As orientações da OMS fornecer um quadro detalhado e baseado em evidências para a implementação de políticas fiscais que promovam dietas saudáveis. Se implementadas corretamente, estas políticas podem reduzir significativamente a prevalência de doenças relacionadas com desequilíbrios nutricionais e melhorar a qualidade de vida das populações em todo o mundo. Os governos devem tomar medidas, começando pela União Europeia e pelos seus estados membros. (18)
Dário Dongo
Note
(1) Dário Dongo. As novas diretrizes da OMS sobre políticas fiscais para uma dieta saudável. GIFT (Grande Comércio de Alimentos Italianos). 16.6.24
(2) Políticas fiscais para promover dietas saudáveis: directriz da OMS. Organização Mundial da Saúde, Genebra. 2024. ISBN: 978-92-4-009101-6
(3) Dario Dongo, Sabrina Bergamini. Bebidas açucaradas e adoçadas, lanches doces. Estudos sobre mortalidade prematura e imposto sobre o açúcar. GIFT (Grande Comércio de Alimentos Italianos). 10.9.19
(4) Marta Strinati. Imposto sobre o açúcar. 5.000 casos a menos de obesidade entre meninas britânicas. GIFT (Grande Comércio de Alimentos Italianos). 28.1.23
(5) Fundo das Nações Unidas para a Infância, Organização Mundial da Saúde, Grupo Banco Mundial. Níveis e tendências da desnutrição infantil: estimativas conjuntas da UNICEF/OMS/Grupo Banco Mundial sobre desnutrição infantil: principais conclusões da edição de 2021.Organização Mundial da Saúde. 2021 https://iris.who.int/handle/10665/341135
(6) Marta Strinati. O papel nocivo dos açúcares na dieta, parecer da EFSA. GIFT (Grande Comércio de Alimentos Italianos). 1.3.22
(7) Dario Dongo, Carlotta Suardi. Laranja, na Itália ração dupla de açúcar. GIFT (Grande Comércio de Alimentos Italianos). 17.7.18
(8) Dário Dongo. Codex Alimentarius, o NutriScore e as diretrizes da OMS. GIFT (Grande Comércio de Alimentos Italianos). 29.9.21
(9) Dário Dongo. Canadá, advertências no rótulo sobre gorduras saturadas, açúcares e sal. GIFT (Grande Comércio de Alimentos Italianos). 16.7.22
(10) Sabrina Bergamini.
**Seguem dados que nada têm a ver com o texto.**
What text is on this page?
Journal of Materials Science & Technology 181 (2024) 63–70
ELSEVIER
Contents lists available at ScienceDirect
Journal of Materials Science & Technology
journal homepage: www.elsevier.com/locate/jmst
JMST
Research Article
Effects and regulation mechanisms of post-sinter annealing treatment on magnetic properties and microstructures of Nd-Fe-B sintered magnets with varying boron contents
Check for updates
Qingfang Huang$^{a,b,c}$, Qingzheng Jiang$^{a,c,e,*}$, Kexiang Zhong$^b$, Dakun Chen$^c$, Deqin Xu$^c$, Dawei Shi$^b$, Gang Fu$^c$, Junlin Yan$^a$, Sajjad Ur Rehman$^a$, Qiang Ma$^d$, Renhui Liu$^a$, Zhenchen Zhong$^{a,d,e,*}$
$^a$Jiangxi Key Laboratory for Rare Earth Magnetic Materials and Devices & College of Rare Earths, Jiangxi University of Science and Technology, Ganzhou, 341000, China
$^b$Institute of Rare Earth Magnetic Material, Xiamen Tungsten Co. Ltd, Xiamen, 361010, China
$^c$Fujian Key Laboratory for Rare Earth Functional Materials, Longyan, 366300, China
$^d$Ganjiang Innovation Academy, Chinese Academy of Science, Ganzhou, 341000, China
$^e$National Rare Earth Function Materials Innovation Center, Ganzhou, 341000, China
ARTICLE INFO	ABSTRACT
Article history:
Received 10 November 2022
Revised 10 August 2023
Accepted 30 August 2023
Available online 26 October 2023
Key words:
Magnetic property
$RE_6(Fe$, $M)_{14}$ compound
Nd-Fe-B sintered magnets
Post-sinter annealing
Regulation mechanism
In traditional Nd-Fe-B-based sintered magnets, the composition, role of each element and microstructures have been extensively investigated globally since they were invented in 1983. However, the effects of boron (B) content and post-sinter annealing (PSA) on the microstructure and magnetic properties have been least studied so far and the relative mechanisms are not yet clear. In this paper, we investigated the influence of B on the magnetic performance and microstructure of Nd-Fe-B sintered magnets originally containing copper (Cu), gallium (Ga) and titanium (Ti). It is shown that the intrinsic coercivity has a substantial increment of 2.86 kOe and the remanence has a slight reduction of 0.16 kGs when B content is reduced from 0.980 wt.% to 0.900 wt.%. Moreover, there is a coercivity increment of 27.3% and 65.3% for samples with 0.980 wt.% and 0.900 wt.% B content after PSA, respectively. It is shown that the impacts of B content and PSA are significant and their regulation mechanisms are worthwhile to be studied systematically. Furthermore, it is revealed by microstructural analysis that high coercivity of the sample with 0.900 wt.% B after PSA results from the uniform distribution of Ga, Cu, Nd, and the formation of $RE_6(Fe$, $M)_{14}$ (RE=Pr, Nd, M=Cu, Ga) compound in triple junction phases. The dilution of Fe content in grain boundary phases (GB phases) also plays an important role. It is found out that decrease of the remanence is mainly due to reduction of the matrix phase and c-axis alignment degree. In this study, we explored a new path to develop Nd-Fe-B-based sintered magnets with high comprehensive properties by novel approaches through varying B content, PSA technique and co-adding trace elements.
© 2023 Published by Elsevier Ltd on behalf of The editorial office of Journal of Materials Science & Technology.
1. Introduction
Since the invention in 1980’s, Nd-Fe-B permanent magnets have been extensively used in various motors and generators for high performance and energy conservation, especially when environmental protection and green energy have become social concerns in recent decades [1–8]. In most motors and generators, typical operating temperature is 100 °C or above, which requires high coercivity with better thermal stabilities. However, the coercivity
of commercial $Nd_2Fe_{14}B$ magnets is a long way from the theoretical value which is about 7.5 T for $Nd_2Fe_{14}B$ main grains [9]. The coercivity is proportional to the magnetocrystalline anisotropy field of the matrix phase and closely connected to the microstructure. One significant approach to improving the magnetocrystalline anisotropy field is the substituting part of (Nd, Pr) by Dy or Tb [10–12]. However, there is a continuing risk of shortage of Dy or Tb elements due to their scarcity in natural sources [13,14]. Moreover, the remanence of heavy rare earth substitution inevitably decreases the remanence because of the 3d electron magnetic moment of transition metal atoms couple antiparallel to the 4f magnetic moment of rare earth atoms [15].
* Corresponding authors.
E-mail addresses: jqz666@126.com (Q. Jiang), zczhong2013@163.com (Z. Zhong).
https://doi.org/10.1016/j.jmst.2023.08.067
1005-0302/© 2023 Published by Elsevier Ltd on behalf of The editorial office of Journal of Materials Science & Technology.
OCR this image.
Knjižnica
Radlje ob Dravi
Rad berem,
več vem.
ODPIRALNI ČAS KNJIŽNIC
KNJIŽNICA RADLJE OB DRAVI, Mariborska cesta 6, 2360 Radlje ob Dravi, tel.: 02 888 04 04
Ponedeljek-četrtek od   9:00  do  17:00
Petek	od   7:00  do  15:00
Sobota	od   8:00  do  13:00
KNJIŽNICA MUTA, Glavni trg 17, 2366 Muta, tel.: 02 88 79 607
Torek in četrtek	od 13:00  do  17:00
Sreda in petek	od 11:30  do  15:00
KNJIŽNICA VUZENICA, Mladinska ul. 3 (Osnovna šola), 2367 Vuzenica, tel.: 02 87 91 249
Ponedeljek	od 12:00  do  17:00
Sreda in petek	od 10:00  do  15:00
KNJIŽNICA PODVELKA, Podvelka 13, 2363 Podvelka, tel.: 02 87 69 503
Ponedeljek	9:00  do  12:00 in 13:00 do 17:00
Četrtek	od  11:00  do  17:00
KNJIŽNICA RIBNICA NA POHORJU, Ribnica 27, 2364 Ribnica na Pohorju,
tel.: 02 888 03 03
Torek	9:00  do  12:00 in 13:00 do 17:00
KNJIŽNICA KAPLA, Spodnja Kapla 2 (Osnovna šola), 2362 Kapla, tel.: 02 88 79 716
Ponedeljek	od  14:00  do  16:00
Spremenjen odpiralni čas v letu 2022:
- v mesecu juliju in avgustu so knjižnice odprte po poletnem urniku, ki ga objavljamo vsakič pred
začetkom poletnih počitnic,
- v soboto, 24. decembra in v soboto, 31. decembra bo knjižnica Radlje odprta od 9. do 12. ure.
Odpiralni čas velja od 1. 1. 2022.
O marketing de alimentos promove dietas não saudáveis para crianças e adolescentes. relatório da OMS. GIFT (Grande Comércio de Alimentos Italianos). 28.2.22
(11) Dario Dongo, Andrea Adelmo Della Penna. «Diretiva Serviços de Comunicação Social Audiovisual» e proteção dos menores contra a comercialização de junk food. GIFT (Grande Comércio de Alimentos Italianos). 25.11.23
(12) Dário Dongo. Alterar a oferta nas máquinas de venda automática reduz o risco de obesidade juvenil. Estudar. GIFT (Grande Comércio de Alimentos Italianos). 23.9.23
(13) Dário Dongo, Marta Strinati. Comida lixo expulsa da escola, o exemplo na Índia. GIFT (Grande Comércio de Alimentos Italianos). 6.11.19
(14) Dário Dongo. México, proteção de menores contra junk food. As proibições são acionadas. GIFT (Grande Comércio de Alimentos Italianos). 26.8.20
(15) Marta Strinati. Adoçantes artificiais aumentam o risco cardiovascular. GIFT (Grande Comércio de Alimentos Italianos). 7.2.23
(16) Marta Strinati. Colômbia, o imposto sobre alimentos ultraprocessados está em andamento. GIFT (Grande Comércio de Alimentos Italianos). 9.11.23
(17) Marta Strinati, Dário Dongo. Nutrição e saúde, eis como o Big Food está no caminho da OMS. GIFT (Grande Comércio de Alimentos Italianos). 3.9.20
(18) Sabrina Bergamini, Dario Dongo. Obesidade, obesidade infantil e marketing. Relatório da OMS Europa 2022. GIFT (Grande Comércio de Alimentos Italianos). 16.6.22
Dario Dongo, advogado e jornalista, doutor em direito alimentar internacional, fundador da WIISE (FARE - GIFT - Food Times) e da Égalité.